Folha de S. Paulo


Indígenas venezuelanos se espalham pela Amazônia e já chegam a Belém

Em busca de dinheiro para financiar comida e medicamentos a seus parentes na Venezuela, indígenas da etnia warao, que começaram a chegar ao Brasil nos últimos meses do ano passado, estão deixando abrigos em Manaus para se arriscarem nas principais cidades do Pará.

Em Belém, onde começaram a chegar em junho, há 70 waraos, dos quais 40 acampados no mercado Ver-o-Peso, no centro. Ali, saem para pedir dinheiro ou passam o dia sob árvores. À noite, dormem nas barracas fechadas. Um bebê morreu depois de contrair pneumonia.

Há também em torno de 40 waraos em Santarém (PA), onde estão em um espaço cedido pela Igreja Católica.

"É necessário que o poder público tome uma atitude urgente. Estão em situação de rua, e está se agravando", diz a antropóloga Marlise Rosa, doutoranda da Universidade Federal do Rio de Janeiro.

Rosa, que está em Belém, afirma que os waraos têm sido vítimas de roubos frequentes e de ofensas xenófobas. A região tem considerável população de rua e à noite é ponto de consumo de drogas.

Por outro lado, há 237 waraos em Manaus, segundo números da Secretaria de Justiça do Amazonas —em meados deste ano, o número chegou a cerca de 600.

Segundo waraos ouvidos pela Folha na cidade, o motivo da ida ao Pará é que, ao mesmo tempo que as condições melhoraram na capital do Amazonas, ficou mais difícil arrecadar dinheiro para levar ajuda a familiares, principalmente por causa da diminuição das doações.

"Aqui tem comida três vezes ao dia, medicamento", diz Freddy Cardona, 30, que vive em um grande abrigo do governo estadual com capacidade para 300 pessoas, onde atualmente há 128.

"O problema é que, antes, muita gente dava ajuda.
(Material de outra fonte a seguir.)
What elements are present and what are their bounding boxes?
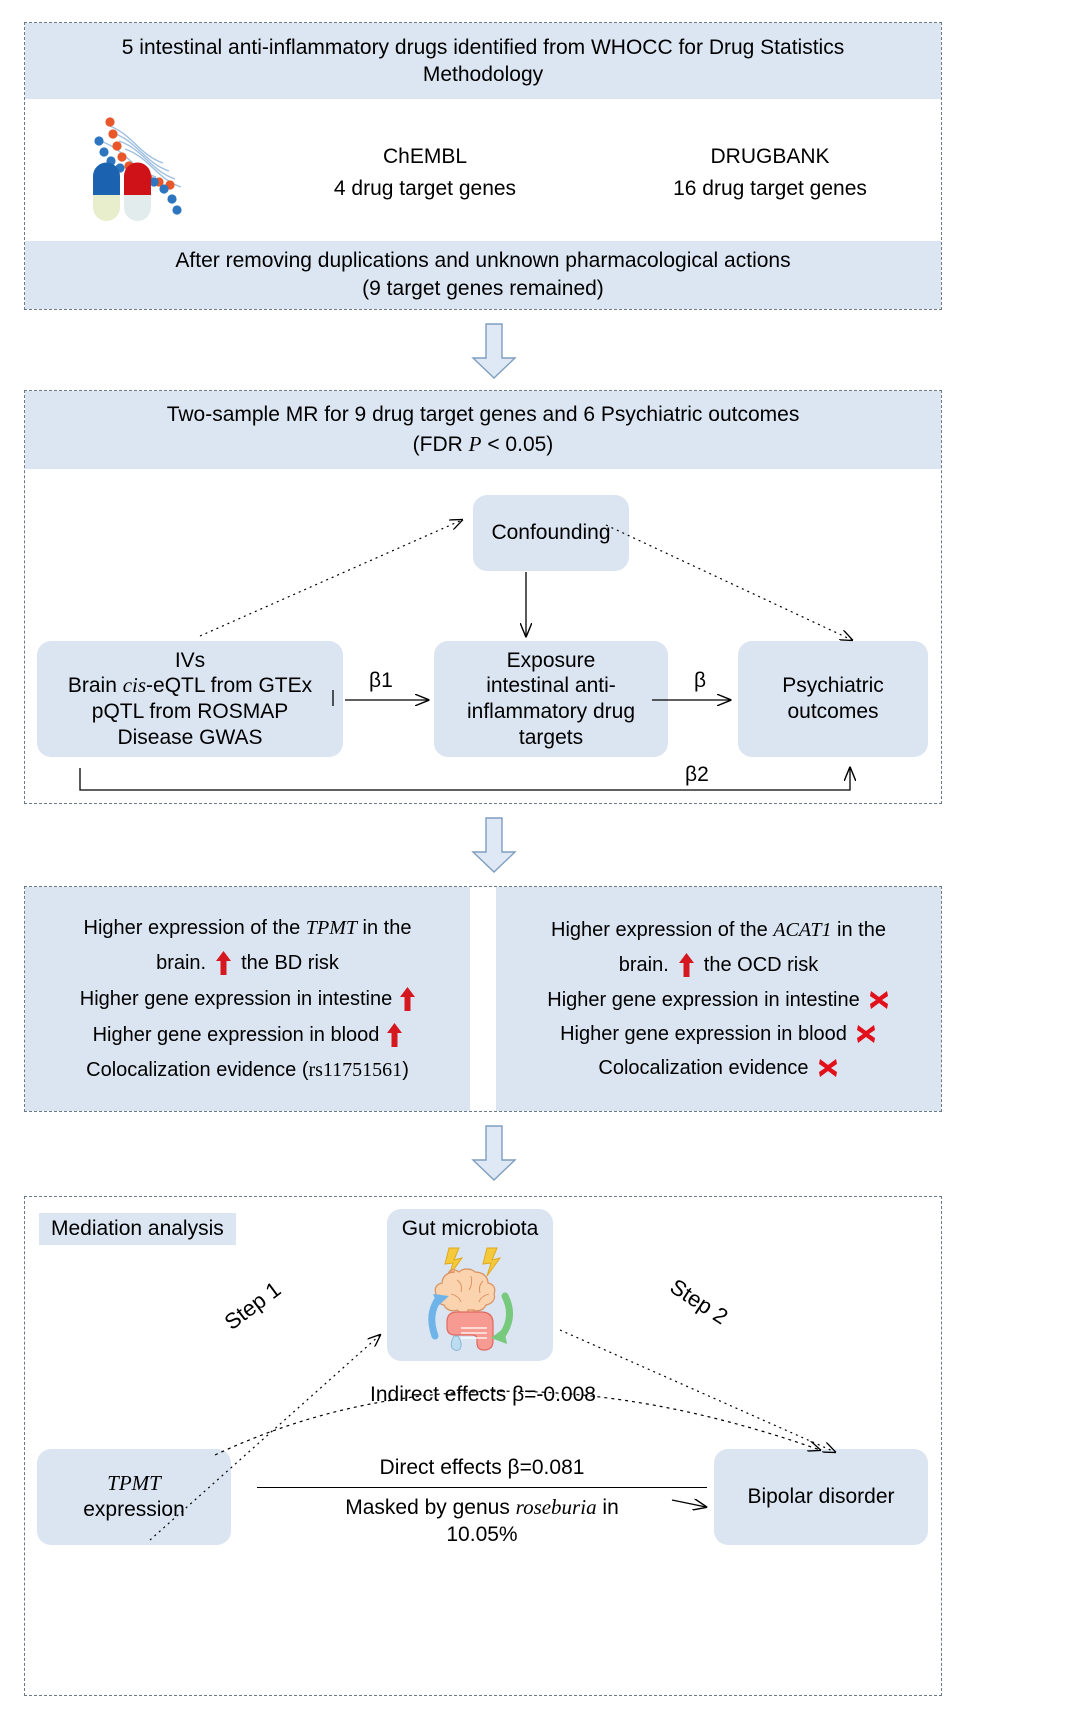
panel-mediation-analysis: Mediation analysis Gut microbiota	[24, 1196, 942, 1696]
acat1-line3: Higher gene expression in intestine	[547, 983, 889, 1017]
tpmt-line2: brain. the BD risk	[156, 951, 339, 975]
exposure-line4: targets	[518, 725, 584, 749]
exposure-line2: intestinal anti-	[486, 674, 616, 698]
indirect-effect-label: Indirect effects β=-0.008	[370, 1383, 596, 1406]
tpmt-expression-box: TPMT expression	[37, 1449, 231, 1545]
ivs-line2: Brain cis-eQTL from GTEx	[67, 673, 313, 698]
mediation-effect-block: Direct effects β=0.081 Masked by genus r…	[257, 1455, 707, 1548]
flow-arrow-1	[470, 322, 518, 385]
tpmt-line1: Higher expression of the TPMT in the	[83, 917, 412, 939]
red-cross-icon	[869, 991, 888, 1009]
outcome-line2: outcomes	[787, 700, 879, 723]
panel2-header-line2: (FDR P < 0.05)	[412, 431, 554, 456]
source-chembl-count: 4 drug target genes	[333, 176, 517, 200]
exposure-line1: Exposure	[506, 648, 596, 672]
ivs-line3: pQTL from ROSMAP	[91, 700, 289, 723]
psychiatric-outcomes-box: Psychiatric outcomes	[738, 641, 928, 757]
ivs-line4: Disease GWAS	[117, 725, 263, 749]
direct-effect-label: Direct effects β=0.081	[379, 1456, 585, 1479]
panel1-footer-line2: (9 target genes remained)	[362, 277, 604, 300]
beta-label: β	[694, 669, 707, 692]
acat1-line4: Higher gene expression in blood	[560, 1017, 877, 1051]
beta2-label: β2	[685, 763, 709, 786]
column-divider	[470, 887, 496, 1111]
confounding-box: Confounding	[473, 495, 629, 571]
dna-pills-icon	[77, 111, 217, 226]
up-arrow-icon	[387, 1023, 403, 1047]
tpmt-line3: Higher gene expression in intestine	[80, 981, 416, 1017]
tpmt-gene-label: TPMT	[107, 1471, 161, 1496]
gut-brain-axis-icon	[409, 1244, 531, 1358]
tpmt-expression-label: expression	[83, 1498, 185, 1521]
step1-label: Step 1	[219, 1276, 286, 1335]
source-chembl-name: ChEMBL	[382, 145, 468, 168]
rs-identifier: rs11751561	[308, 1059, 403, 1081]
source-chembl: ChEMBL 4 drug target genes	[275, 141, 575, 204]
acat1-line1: Higher expression of the ACAT1 in the	[551, 919, 886, 941]
up-arrow-icon	[216, 951, 232, 975]
panel-gene-findings: Higher expression of the TPMT in the bra…	[24, 886, 942, 1112]
panel1-header: 5 intestinal anti-inflammatory drugs ide…	[25, 23, 941, 99]
acat1-line5: Colocalization evidence	[598, 1051, 838, 1085]
findings-tpmt-column: Higher expression of the TPMT in the bra…	[25, 887, 470, 1111]
gene-acat1: ACAT1	[773, 919, 832, 941]
p-value-symbol: P	[468, 431, 482, 456]
ivs-title: IVs	[174, 648, 206, 672]
panel1-footer-line1: After removing duplications and unknown …	[175, 248, 791, 272]
tpmt-line5: Colocalization evidence (rs11751561)	[86, 1059, 409, 1081]
mediation-title-text: Mediation analysis	[51, 1217, 224, 1240]
bipolar-disorder-box: Bipolar disorder	[714, 1449, 928, 1545]
panel-drug-identification: 5 intestinal anti-inflammatory drugs ide…	[24, 22, 942, 310]
exposure-line3: inflammatory drug	[466, 700, 636, 723]
gut-microbiota-label: Gut microbiota	[401, 1217, 539, 1241]
exposure-box: Exposure intestinal anti- inflammatory d…	[434, 641, 668, 757]
ivs-box: IVs Brain cis-eQTL from GTEx pQTL from R…	[37, 641, 343, 757]
bipolar-disorder-label: Bipolar disorder	[747, 1485, 895, 1509]
panel1-footer: After removing duplications and unknown …	[25, 241, 941, 309]
up-arrow-icon	[678, 953, 694, 977]
source-drugbank-name: DRUGBANK	[710, 145, 830, 168]
red-cross-icon	[818, 1059, 837, 1077]
masked-by-genus-label: Masked by genus roseburia in 10.05%	[257, 1487, 707, 1548]
flow-arrow-2	[470, 816, 518, 879]
panel-two-sample-mr: Two-sample MR for 9 drug target genes an…	[24, 390, 942, 804]
panel1-header-text: 5 intestinal anti-inflammatory drugs ide…	[121, 35, 845, 86]
up-arrow-icon	[400, 987, 416, 1011]
step2-label: Step 2	[665, 1273, 733, 1330]
outcome-line1: Psychiatric	[782, 674, 884, 698]
acat1-line2: brain. the OCD risk	[618, 953, 819, 977]
tpmt-line4: Higher gene expression in blood	[93, 1017, 403, 1053]
masked-percentage: 10.05%	[446, 1522, 518, 1546]
red-cross-icon	[856, 1025, 875, 1043]
flow-arrow-3	[470, 1124, 518, 1187]
panel2-header: Two-sample MR for 9 drug target genes an…	[25, 391, 941, 469]
source-drugbank-count: 16 drug target genes	[673, 176, 867, 200]
confounding-label: Confounding	[491, 521, 611, 545]
source-drugbank: DRUGBANK 16 drug target genes	[615, 141, 925, 204]
beta1-label: β1	[369, 669, 393, 692]
genus-roseburia: roseburia	[515, 1495, 597, 1520]
panel2-header-line1: Two-sample MR for 9 drug target genes an…	[166, 403, 800, 427]
gut-microbiota-box: Gut microbiota	[387, 1209, 553, 1361]
gene-tpmt: TPMT	[305, 917, 357, 939]
findings-acat1-column: Higher expression of the ACAT1 in the br…	[496, 887, 941, 1111]
mediation-title: Mediation analysis	[39, 1213, 236, 1245]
Isso acabou", completa, ao explicar por que sua mãe, cunhada e dois primos foram de Manaus a Belém de barco, uma viagem de cinco dias.
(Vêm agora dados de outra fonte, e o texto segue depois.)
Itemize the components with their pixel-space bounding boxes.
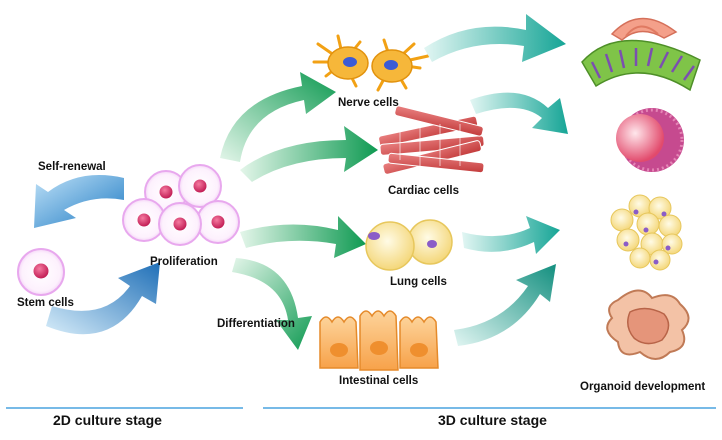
arrow-intestinal-to-organoid xyxy=(454,264,556,346)
organoid-brain xyxy=(581,17,701,92)
arrow-cardiac-to-organoid xyxy=(470,92,568,134)
arrow-to-cardiac xyxy=(240,126,378,182)
arrow-to-intestinal xyxy=(232,258,312,350)
self-renewal-label: Self-renewal xyxy=(38,161,106,173)
arrow-to-lung xyxy=(240,216,366,258)
stem-cell xyxy=(17,248,65,296)
stage-2d-label: 2D culture stage xyxy=(53,412,162,428)
proliferation-arrow xyxy=(46,262,160,335)
arrow-lung-to-organoid xyxy=(462,216,560,254)
lung-cells xyxy=(365,219,453,271)
stage-3d-label: 3D culture stage xyxy=(438,412,547,428)
arrow-nerve-to-organoid xyxy=(424,14,566,62)
cardiac-cells xyxy=(378,105,485,175)
self-renewal-arrow xyxy=(34,175,124,228)
intestinal-cells xyxy=(319,310,439,371)
organoid-intestinal xyxy=(606,289,690,360)
lung-cells-label: Lung cells xyxy=(390,276,447,288)
proliferating-cell-cluster xyxy=(122,164,240,246)
organoid-development-label: Organoid development xyxy=(580,381,706,393)
nerve-cells-label: Nerve cells xyxy=(338,97,399,109)
arrow-to-nerve xyxy=(220,72,336,162)
nerve-cells xyxy=(312,34,430,92)
organoid-lung-cluster xyxy=(610,194,683,271)
stem-cells-label: Stem cells xyxy=(17,297,74,309)
organoid-cardiac-sphere xyxy=(616,108,684,172)
proliferation-label: Proliferation xyxy=(150,256,218,268)
intestinal-cells-label: Intestinal cells xyxy=(339,375,419,387)
cardiac-cells-label: Cardiac cells xyxy=(388,185,459,197)
differentiation-label: Differentiation xyxy=(217,318,295,330)
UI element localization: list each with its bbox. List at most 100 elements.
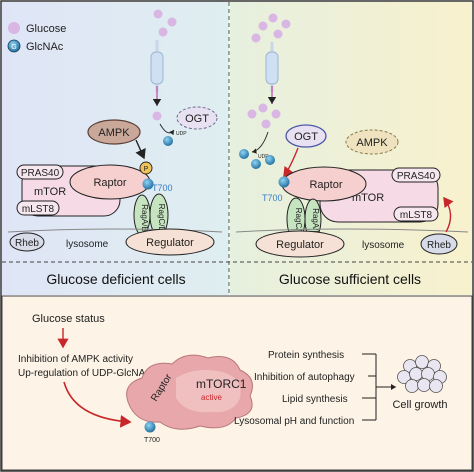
t700-label: T700 (262, 193, 283, 203)
mlst8-node (393, 206, 439, 222)
t700-label: T700 (144, 437, 160, 444)
udp-label: UDP (258, 154, 269, 160)
right-ampk: AMPK (345, 129, 399, 155)
right-transporter (247, 13, 291, 129)
t700-label: T700 (152, 183, 173, 193)
glcnac-legend-label: GlcNAc (26, 41, 64, 53)
lysosome-membrane (235, 228, 469, 233)
ogt-glcnacylation-arrow (283, 147, 299, 178)
lysosome-label: lysosome (362, 240, 405, 251)
left-rag-complex: RagA/B RagC/D (133, 193, 169, 237)
glcnac-legend-symbol: G (11, 44, 16, 51)
regulator-label: Regulator (276, 239, 324, 251)
rheb-node (9, 232, 45, 252)
ragab-label: RagA/B (140, 204, 149, 232)
glucose-dot (167, 17, 177, 27)
ogt-node (176, 106, 218, 130)
mtor-label: mTOR (34, 186, 66, 198)
cell-cluster-icon (397, 355, 447, 393)
pras40-label: PRAS40 (21, 168, 60, 179)
left-ampk: AMPK (87, 119, 146, 160)
glucose-dot (251, 33, 261, 43)
glucose-dot (273, 29, 283, 39)
pras40-label: PRAS40 (397, 171, 436, 182)
raptor-label: Raptor (309, 179, 342, 191)
regulator-node (125, 228, 215, 256)
outcomes-list: Protein synthesis Inhibition of autophag… (234, 350, 396, 427)
pras40-node (391, 167, 441, 183)
pras40-node (16, 164, 64, 180)
udp-conversion-arrow (251, 131, 269, 154)
rheb-activation-arrow (443, 196, 454, 233)
mlst8-label: mLST8 (400, 210, 433, 221)
right-lysosome: Regulator lysosome Rheb (235, 196, 469, 258)
lysosome-label: lysosome (66, 239, 109, 250)
glucose-dot (271, 109, 281, 119)
right-mtorc1-complex: mTOR PRAS40 mLST8 Raptor T700 (262, 166, 441, 223)
glucose-dot (281, 19, 291, 29)
raptor-label: Raptor (93, 177, 126, 189)
glcnac-site-icon (144, 421, 156, 433)
legend: Glucose G GlcNAc (7, 22, 66, 53)
activation-curve-arrow (63, 381, 132, 428)
left-mtorc1-complex: mTOR PRAS40 mLST8 Raptor P T700 (16, 161, 173, 217)
glucose-dot (258, 21, 268, 31)
ogt-label: OGT (294, 131, 318, 143)
mtor-label: mTOR (352, 192, 384, 204)
glucose-status-label: Glucose status (32, 313, 105, 325)
glucose-dot (261, 119, 271, 129)
inhibition-ampk-label: Inhibition of AMPK activity (18, 354, 133, 365)
glucose-dot (268, 13, 278, 23)
udp-label: UDP (176, 131, 187, 137)
outcome-item: Protein synthesis (268, 350, 344, 361)
regulator-node (255, 230, 345, 258)
ampk-node-inactive (345, 129, 399, 155)
outcome-item: Inhibition of autophagy (254, 372, 355, 383)
ogt-label: OGT (185, 113, 209, 125)
ampk-node (87, 119, 141, 145)
glucose-legend-label: Glucose (26, 23, 66, 35)
left-transporter (150, 9, 177, 121)
glucose-legend-icon (8, 22, 20, 34)
right-caption: Glucose sufficient cells (279, 271, 421, 287)
glcnac-icon (163, 136, 173, 146)
left-caption: Glucose deficient cells (46, 271, 185, 287)
ogt-node (285, 124, 327, 148)
outcome-item: Lysosomal pH and function (234, 416, 354, 427)
glcnac-site-icon (278, 176, 290, 188)
mlst8-label: mLST8 (22, 204, 55, 215)
regulator-label: Regulator (146, 237, 194, 249)
glcnac-site-icon (142, 178, 154, 190)
ragab-label: RagA/B (311, 208, 320, 236)
phospho-label: P (144, 166, 149, 173)
upregulation-label: Up-regulation of UDP-GlcNAc (18, 368, 150, 379)
glucose-dot (152, 111, 162, 121)
left-lysosome: Rheb lysosome Regulator (7, 228, 223, 256)
mtorc1-active-cloud: Raptor mTORC1 active T700 (126, 354, 253, 444)
cloud-highlight (176, 370, 241, 413)
active-label: active (201, 393, 222, 402)
glucose-transporter-icon (265, 51, 279, 85)
lysosome-membrane (7, 228, 223, 233)
glcnac-icon (251, 159, 261, 169)
glucose-dot (158, 27, 168, 37)
right-ogt: OGT UDP (239, 124, 327, 178)
glucose-transporter-icon (150, 51, 164, 85)
glucose-dot (258, 103, 268, 113)
rheb-node (420, 233, 458, 255)
udp-conversion-arrow (159, 123, 175, 136)
glcnac-legend-icon (7, 39, 21, 53)
ampk-phosphorylation-arrow (135, 139, 146, 160)
ragcd-label: RagC/D (157, 204, 166, 233)
mlst8-node (16, 200, 60, 216)
glcnac-icon (265, 155, 275, 165)
rheb-label: Rheb (427, 240, 451, 251)
mtorc1-label: mTORC1 (196, 377, 247, 391)
rheb-label: Rheb (15, 238, 39, 249)
ampk-label: AMPK (356, 137, 388, 149)
glcnac-icon (239, 149, 249, 159)
ragcd-label: RagC/D (294, 208, 303, 237)
glucose-dot (247, 109, 257, 119)
glucose-dot (153, 9, 163, 19)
No início do ano, os waraos estavam acampados ao lado da rodoviária de Manaus, sob um grande viaduto, e em casas semiabandonadas no centro da cidade. Na época, cinco indígenas morreram, dos quais três crianças.

As condições precárias comoveram os moradores da cidade. Muitos paravam ali para deixar alimentos, dinheiro e roupas. Com a mudança para os abrigos e a percepção de que o problema foi resolvido, essa ajuda minguou.

Os waraos afirmam que a situação das comunidades na Venezuela está cada vez mais crítica devido ao desabastecimento, ao custo dos alimentos e à falta de remédios. Estimados em 49 mil pessoas, vêm do Delta Amacuro (nordeste do país, a cerca de 1.800 km de Manaus por estrada).

Em 22 de setembro, dois waraos foram mortos a tiros pela polícia durante um protesto em que pediam comida. Outros três saíram feridos a bala. Nesta sexta (20), dez policiais foram presos.

Para ajudar parentes que ficaram, waraos viajam de Boa Vista (RR), Manaus e Belém até suas comunidades, onde deixam comida, roupas e remédios, e voltam com peças de artesanato ou fibra de buriti para produzi-las.

BARRADOS NO ABRIGO

A mobilidade dos waraos, porém, está gerando atritos com a administração do abrigo de Manaus, que não permite a reunificação familiar dos que voltam do Pará.

Na quinta (19), dois waraos abandonaram o abrigo depois que seus parentes foram barrados. Rosa coletou o relato de uma mulher e duas crianças que voltaram a Manaus após seis dias de viagem, mas não puderam entrar.

"Não entendemos essa regra", diz Cardona, que não sabe o que fará quando seus parentes vierem de Belém. "Nas nossas comunidades, podemos passar seis anos fora e voltamos tranquilamente. Agora não sei por que no Brasil não podemos fazer isso."

A administração do abrigo, sob responsabilidade da Secretaria da Assistência Social do Amazonas, informou que segue um fluxograma de trabalho acordado com o Ministério Público Federal segundo o qual só os waraos que chegam diretamente da Venezuela podem ser acolhidos.